Kristi Van Voorst hugs Getting Ahead co-facilitator Stephanie Martin on Thursday night at the class' graduation celebration at Olympian Hall. Van Voorst took on the intensive, finance-information course with her husband, Jerry.
Ben Ingersoll

— For two months, twice a week and a total of almost 45 hours, 17 Routt County residents were schooled on the resources to not only get by in a resort community that demands a higher-than-average income, but to get ahead.

It’s the namesake of the course, after all. In conjunction with the Routt County Department of Human Services, the Bridges Initiative Getting Ahead in a Just Getting by World course is designed to give those struggling with life’s common financial and emotional constraints a leg up, even if they are facing steep or moderate hills.

The students are called investigators, and they follow a research-based model on the causes of poverty and economic disparity as well as what are known as the “hidden rules” of socioeconomic classes. They also are handed a framework to discover the resources in the community to create a plan — a “future story,” as the course puts it — to help them address a poverty threshold in Routt County that hovers around triple the national average.



The annual class is a bit of a time commitment for a group of investigators already balancing work and family life, Bridges Initiative Coordinator Libby Foster said.

With a heavy helping hand from local resources such as St. Paul’s Episcopal Church and the Craig-Scheckman Foundation in donating meals and child care, the class could gear its sole focus into a route out and away from that poverty line.



On Thursday night at Howelsen Hill’s Olympian Hall, the 2014 graduates were honored for successfully completing the course as the largest class in program history, with many of their families and friends who rely on them so heavily there in support.

“These folks are working two, three or four jobs and have families,” Foster said. “They’re juggling a lot. It really was a big commitment, which is why it’s so special to honor them at this graduation ceremony.”

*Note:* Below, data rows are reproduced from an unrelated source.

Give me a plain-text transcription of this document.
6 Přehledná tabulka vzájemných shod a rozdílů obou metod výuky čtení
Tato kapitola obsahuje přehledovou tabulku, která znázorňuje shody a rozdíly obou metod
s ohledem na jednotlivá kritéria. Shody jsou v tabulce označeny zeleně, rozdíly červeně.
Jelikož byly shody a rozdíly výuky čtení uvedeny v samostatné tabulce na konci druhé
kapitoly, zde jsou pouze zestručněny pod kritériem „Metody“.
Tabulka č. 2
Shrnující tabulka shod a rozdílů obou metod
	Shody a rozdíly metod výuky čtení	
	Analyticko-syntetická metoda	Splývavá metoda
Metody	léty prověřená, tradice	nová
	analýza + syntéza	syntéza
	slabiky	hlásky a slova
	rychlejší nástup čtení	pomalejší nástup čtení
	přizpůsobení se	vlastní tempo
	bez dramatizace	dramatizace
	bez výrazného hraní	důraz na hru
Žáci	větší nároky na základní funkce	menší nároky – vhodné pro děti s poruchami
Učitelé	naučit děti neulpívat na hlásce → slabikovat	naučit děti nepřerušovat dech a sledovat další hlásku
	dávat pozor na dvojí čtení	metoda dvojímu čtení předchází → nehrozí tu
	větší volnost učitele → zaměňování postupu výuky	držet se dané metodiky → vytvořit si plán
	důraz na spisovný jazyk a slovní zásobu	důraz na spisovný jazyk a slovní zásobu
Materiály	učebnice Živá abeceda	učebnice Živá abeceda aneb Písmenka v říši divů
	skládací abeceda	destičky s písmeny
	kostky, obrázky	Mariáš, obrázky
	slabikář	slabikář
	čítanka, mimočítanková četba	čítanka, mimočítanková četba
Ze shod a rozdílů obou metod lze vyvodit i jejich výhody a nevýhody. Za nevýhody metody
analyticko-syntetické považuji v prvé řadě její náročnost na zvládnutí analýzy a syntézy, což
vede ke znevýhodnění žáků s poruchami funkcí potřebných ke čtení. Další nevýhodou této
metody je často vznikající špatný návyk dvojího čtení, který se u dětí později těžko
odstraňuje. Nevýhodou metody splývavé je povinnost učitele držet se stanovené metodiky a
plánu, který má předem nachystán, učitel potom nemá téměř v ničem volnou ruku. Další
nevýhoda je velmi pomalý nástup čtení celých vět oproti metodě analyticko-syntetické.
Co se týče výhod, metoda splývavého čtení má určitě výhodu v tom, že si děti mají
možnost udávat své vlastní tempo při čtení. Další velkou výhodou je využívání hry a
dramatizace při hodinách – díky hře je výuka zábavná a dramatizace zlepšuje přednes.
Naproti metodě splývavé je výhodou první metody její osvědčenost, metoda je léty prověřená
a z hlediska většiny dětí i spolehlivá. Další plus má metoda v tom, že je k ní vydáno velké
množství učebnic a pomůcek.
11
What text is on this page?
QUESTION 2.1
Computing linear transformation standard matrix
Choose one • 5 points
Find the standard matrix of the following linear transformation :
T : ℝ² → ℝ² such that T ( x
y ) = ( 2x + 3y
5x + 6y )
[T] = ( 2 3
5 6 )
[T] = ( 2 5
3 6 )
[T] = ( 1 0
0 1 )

For Jerry and Kristi Van Voorst, the class serves as a bit of a launch pad from a once-imbalanced financial life.

Jerry moved to Routt County five years ago, married Kristi, but couldn’t find the steady employment to keep the newlyweds ahead. They lived at Kristi’s parents for the vast majority of their young marriage, getting support from food stamps and other federal benefits while staying in North Routt.

But things have taken a slow and steady turn for the better for the Van Voorsts. Jerry’s full-time job with a nonprofit that assists individuals living with disabilities has the couple out of Kristi’s parents’ place and on their own for the first time.

“I talked to Vickie Clark (of the Department of Human Services) and she came to me and said, ‘I think you and Kristi would be a good couple for this class,’” Jerry said. “We’ve had our challenges and now we’re almost above it. It was really good. It was something we decided we should do together.”

Foster said the Van Voorsts were among a few couples in what proved to be a large and diverse 2014 class.

Led by Foster and co-facilitators Stephanie Martin and Cynthia Lucio — both Getting Ahead alums — the group frequently shared the stories of what brought them to class every week.

“Lots of people shared their personal stories, their trials and tribulations in life,” Foster said. “A few were further along in the continuum to achieve self-sufficiency. Some were role models to others, and that was really cool.”

The Van Voorsts are planning to be in that role model category moving forward. Using the tools gained from the nearly two-month course, their next step is digging themselves out of debt.

When that happens, in the next 18 months or so, Jerry said, maybe then they can finally relax and enjoy getting ahead.

“That’s our main goal,” Jerry said about erasing the couples’ debt. “Once we can do that, there will be a lot more freedom.”